Explores STEM related career interests by applying knowledge to practical experiences. Internship sponsor sites may include museums of science, farm-based education sites, nature conservancy operations, and organizations that provide community-based science and technology education. Regular attendance at field site and at on-campus seminars is required. Prerequisites: permission of instructor. Enrollment capped at 4 students. Fall, spring.
An introduction to the formulations of quantum physics including its historical development, its mathematical and logical foundation shown through two-state systems, the Schrodinger equation for one dimensional systems, scattering and tunneling phenomenon, wave-particle duality, the Compton effect, matter waves, the harmonic oscillator, angular momentum and the hydrogen atom. Prerequisite: Grade of C or higher in MATH 231 & PHYS 275 or permission of instructor. Spring, even years.

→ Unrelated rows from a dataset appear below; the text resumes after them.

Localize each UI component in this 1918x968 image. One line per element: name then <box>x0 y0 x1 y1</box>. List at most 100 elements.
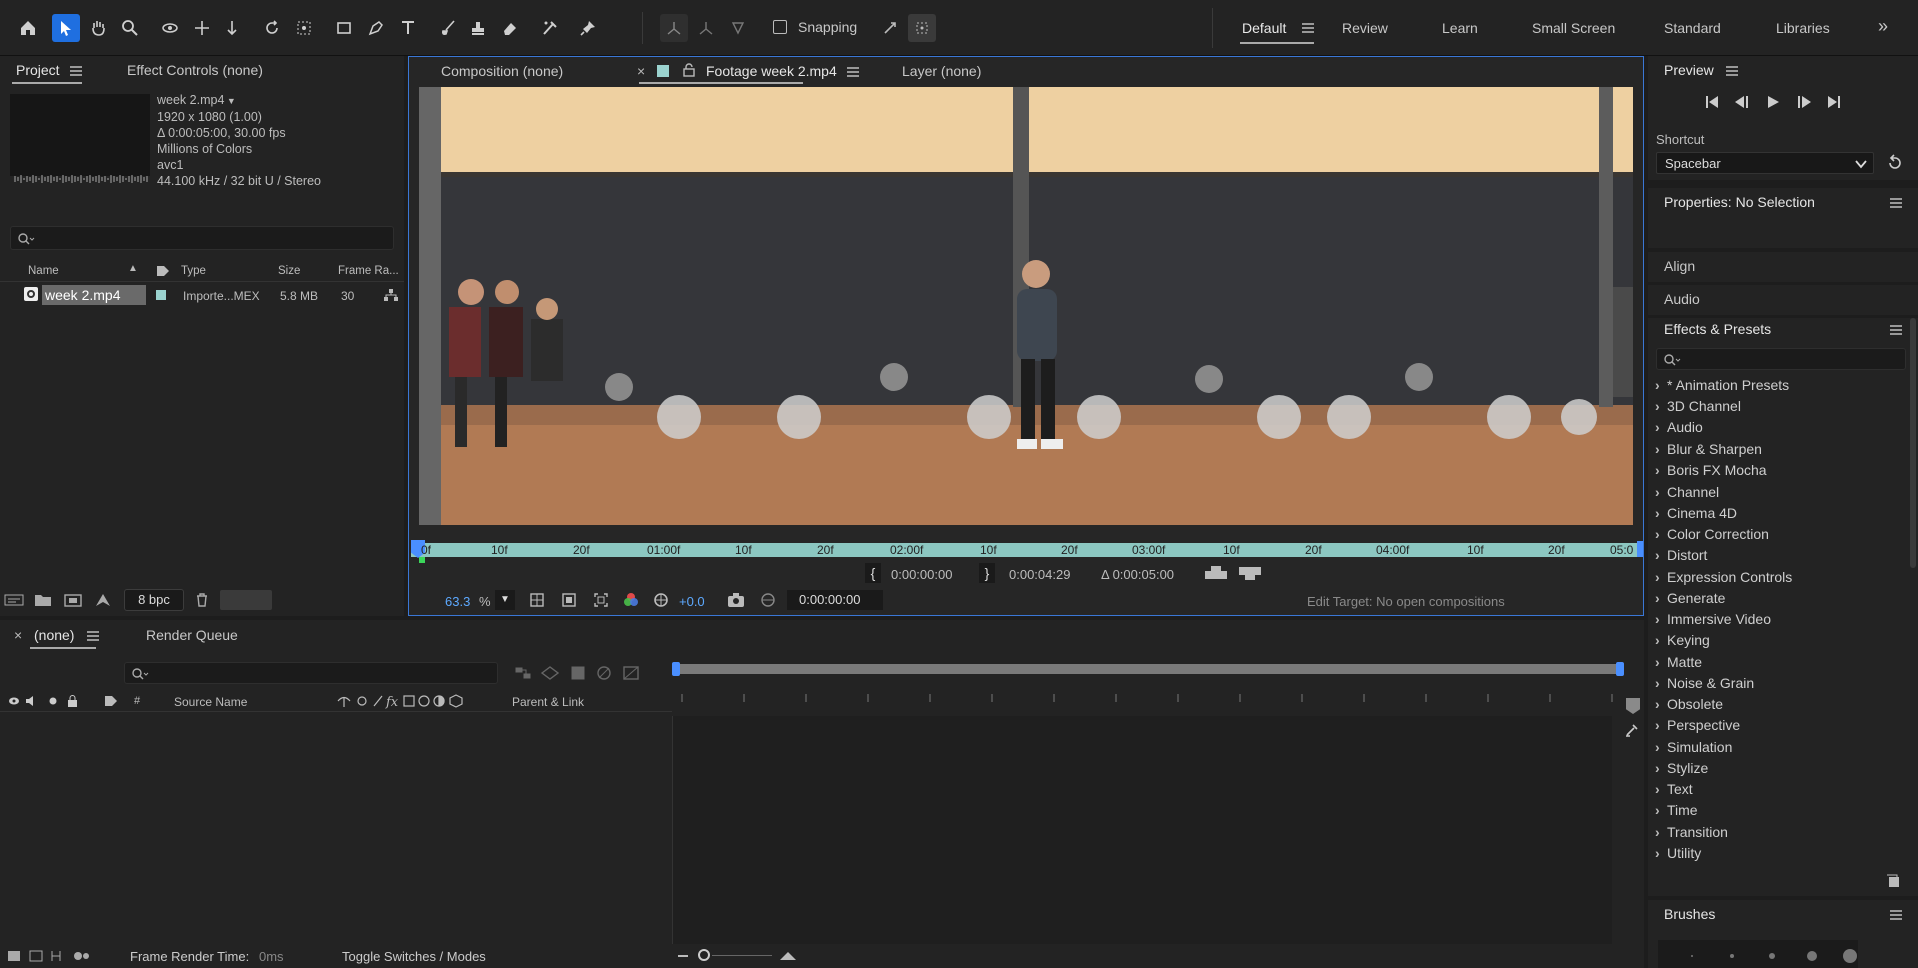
text-tool-icon[interactable] <box>394 14 422 42</box>
3d-layer-icon[interactable] <box>449 694 463 708</box>
collapse-icon[interactable] <box>357 696 367 706</box>
motion-blur-layer-icon[interactable] <box>418 695 430 707</box>
color-management-icon[interactable] <box>653 592 669 608</box>
effect-blur-sharpen[interactable]: Blur & Sharpen <box>1655 441 1762 457</box>
align-panel[interactable]: Align <box>1648 252 1918 282</box>
preview-menu-icon[interactable] <box>1726 66 1738 76</box>
label-color-swatch[interactable] <box>156 290 166 300</box>
dependency-icon[interactable] <box>383 288 399 302</box>
workspace-review[interactable]: Review <box>1342 20 1388 36</box>
timeline-menu-icon[interactable] <box>87 631 99 641</box>
effect-text[interactable]: Text <box>1655 781 1693 797</box>
effect-noise-grain[interactable]: Noise & Grain <box>1655 675 1754 691</box>
effect-color-correction[interactable]: Color Correction <box>1655 526 1769 542</box>
exposure-value[interactable]: +0.0 <box>679 594 705 609</box>
show-snapshot-icon[interactable] <box>759 592 777 608</box>
pen-tool-icon[interactable] <box>362 14 390 42</box>
puppet-pin-icon[interactable] <box>574 14 602 42</box>
hide-shy-layers-icon[interactable] <box>571 666 585 680</box>
col-name[interactable]: Name <box>28 265 59 277</box>
workspace-standard[interactable]: Standard <box>1664 20 1721 36</box>
pan-camera-icon[interactable] <box>188 14 216 42</box>
show-channel-icon[interactable] <box>623 592 639 608</box>
sort-up-icon[interactable]: ▲ <box>128 263 138 274</box>
effect-transition[interactable]: Transition <box>1655 824 1728 840</box>
work-area-bar[interactable] <box>674 664 1624 674</box>
world-axis-icon[interactable] <box>692 14 720 42</box>
properties-menu-icon[interactable] <box>1890 198 1902 208</box>
lock-layer-icon[interactable] <box>68 695 77 708</box>
effect-perspective[interactable]: Perspective <box>1655 717 1740 733</box>
effects-search-input[interactable] <box>1656 348 1906 370</box>
layer-switches-pane-icon[interactable] <box>8 951 20 961</box>
zoom-dropdown-chevron-icon[interactable]: ▼ <box>495 590 515 610</box>
anchor-tool-icon[interactable] <box>290 14 318 42</box>
video-eye-icon[interactable] <box>9 697 19 705</box>
effect-animation-presets[interactable]: * Animation Presets <box>1655 377 1789 393</box>
footage-name[interactable]: week 2.mp4 <box>157 93 224 107</box>
out-point-time[interactable]: 0:00:04:29 <box>1009 567 1070 582</box>
tab-render-queue[interactable]: Render Queue <box>146 627 238 643</box>
workspace-libraries[interactable]: Libraries <box>1776 20 1830 36</box>
view-axis-icon[interactable] <box>724 14 752 42</box>
close-timeline-icon[interactable]: × <box>14 627 22 643</box>
previous-frame-icon[interactable] <box>1735 96 1748 108</box>
effect-simulation[interactable]: Simulation <box>1655 739 1732 755</box>
footage-time-ruler[interactable]: 0f 10f 20f 01:00f 10f 20f 02:00f 10f 20f… <box>411 540 1643 558</box>
work-area-end-handle[interactable] <box>1616 662 1624 676</box>
current-time-field[interactable]: 0:00:00:00 <box>787 590 883 610</box>
tab-layer[interactable]: Layer (none) <box>902 63 981 79</box>
effect-generate[interactable]: Generate <box>1655 590 1725 606</box>
new-composition-icon[interactable] <box>63 592 83 608</box>
col-type[interactable]: Type <box>181 265 206 277</box>
first-frame-icon[interactable] <box>1706 96 1718 108</box>
effect-immersive-video[interactable]: Immersive Video <box>1655 611 1771 627</box>
set-in-point-icon[interactable]: { <box>865 563 881 583</box>
take-snapshot-icon[interactable] <box>727 592 745 608</box>
ripple-insert-edit-icon[interactable] <box>1203 565 1229 581</box>
timeline-search-input[interactable] <box>124 662 498 684</box>
lock-icon[interactable] <box>683 63 695 77</box>
effects-scrollbar[interactable] <box>1910 318 1916 568</box>
new-preset-icon[interactable] <box>1886 874 1902 888</box>
frame-blend-icon[interactable] <box>403 695 415 707</box>
effect-channel[interactable]: Channel <box>1655 484 1719 500</box>
dolly-camera-icon[interactable] <box>218 14 246 42</box>
footage-menu-icon[interactable] <box>847 67 859 77</box>
render-time-pane-icon[interactable] <box>74 952 89 960</box>
effect-keying[interactable]: Keying <box>1655 632 1710 648</box>
play-icon[interactable] <box>1768 96 1779 108</box>
rotation-tool-icon[interactable] <box>258 14 286 42</box>
quality-icon[interactable] <box>373 695 383 707</box>
timeline-zoom-slider-handle[interactable] <box>698 949 710 961</box>
effects-menu-icon[interactable] <box>1890 325 1902 335</box>
project-search-input[interactable] <box>10 226 394 250</box>
eraser-tool-icon[interactable] <box>496 14 524 42</box>
work-area-start-handle[interactable] <box>672 662 680 676</box>
effect-expression-controls[interactable]: Expression Controls <box>1655 569 1792 585</box>
tab-effect-controls[interactable]: Effect Controls (none) <box>127 62 263 78</box>
effect-audio[interactable]: Audio <box>1655 419 1703 435</box>
composition-flowchart-icon[interactable] <box>515 667 531 679</box>
hand-tool-icon[interactable] <box>84 14 112 42</box>
overlay-edit-icon[interactable] <box>1237 565 1263 581</box>
shy-icon[interactable] <box>337 696 351 707</box>
snap-edges-icon[interactable] <box>876 14 904 42</box>
roto-brush-icon[interactable] <box>536 14 564 42</box>
effect-time[interactable]: Time <box>1655 802 1698 818</box>
effect-obsolete[interactable]: Obsolete <box>1655 696 1723 712</box>
tab-project[interactable]: Project <box>16 62 60 78</box>
out-point-handle[interactable] <box>1637 541 1643 557</box>
effect-matte[interactable]: Matte <box>1655 654 1702 670</box>
workspace-default[interactable]: Default <box>1242 20 1286 36</box>
shortcut-dropdown[interactable]: Spacebar <box>1656 152 1874 174</box>
interpret-footage-icon[interactable] <box>4 593 24 607</box>
audio-speaker-icon[interactable] <box>26 696 33 706</box>
effect-cinema-4d[interactable]: Cinema 4D <box>1655 505 1737 521</box>
col-size[interactable]: Size <box>278 265 300 277</box>
snapping-checkbox[interactable] <box>773 20 787 34</box>
effect-3d-channel[interactable]: 3D Channel <box>1655 398 1741 414</box>
set-out-point-icon[interactable]: } <box>979 563 995 583</box>
adjustment-layer-icon[interactable] <box>433 695 445 707</box>
brush-tips[interactable] <box>1658 940 1858 968</box>
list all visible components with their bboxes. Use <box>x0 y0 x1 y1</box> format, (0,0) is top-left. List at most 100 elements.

An advanced course in geometric and wave optics. Topics covered include one- and three-dimensional wave equation, electromagnetic waves and the electromagnetic spectrum, particle theory of light, reflection and refraction of waves at media boundaries, dispersion, geometric optics, fiber optics, interference effects, interferometry, diffraction and quantum electrodynamics, lasers. Prerequisite: Grade C or higher in PHYS 275 or permission of the instructor. Occasionally.
Vector analysis, Coulomb's law, the electric field, Gauss's law, the Poisson and Laplace equations, properties of dielectrics, electric current, Ampere's law, electromagnetic induction, and Maxwell's equations. Prerequisites: Grade C or higher in PHYS 275, MATH 251 or permission of instructor. Spring, odd years.
Students build upon knowledge of the principles of STEM education established in STEM 342. Working in collaborative grade-level teams, students will develop age-appropriate STEM curriculum materials that build knowledge and skills in each of the STEM fields while engaging students in transdisciplinary problem-solving. Prerequisite: STEM 342. Fall.
Study of selected topics not covered adequately in other Physics courses. Includes the study of experimental techniques and results, as well as various theoretical models. Prerequisites: Grade C or higher in PHYS 242 and permission of instructor. Fall, Spring.
Individualized, directed study in an area of Physics or to a depth not normally available within the curriculum. The student initiates a research project or takes part in ongoing research under supervision of a faculty investigator. May be repeated for a total of 4 credits. Prerequisite: Permission of instructor. Fall, Spring.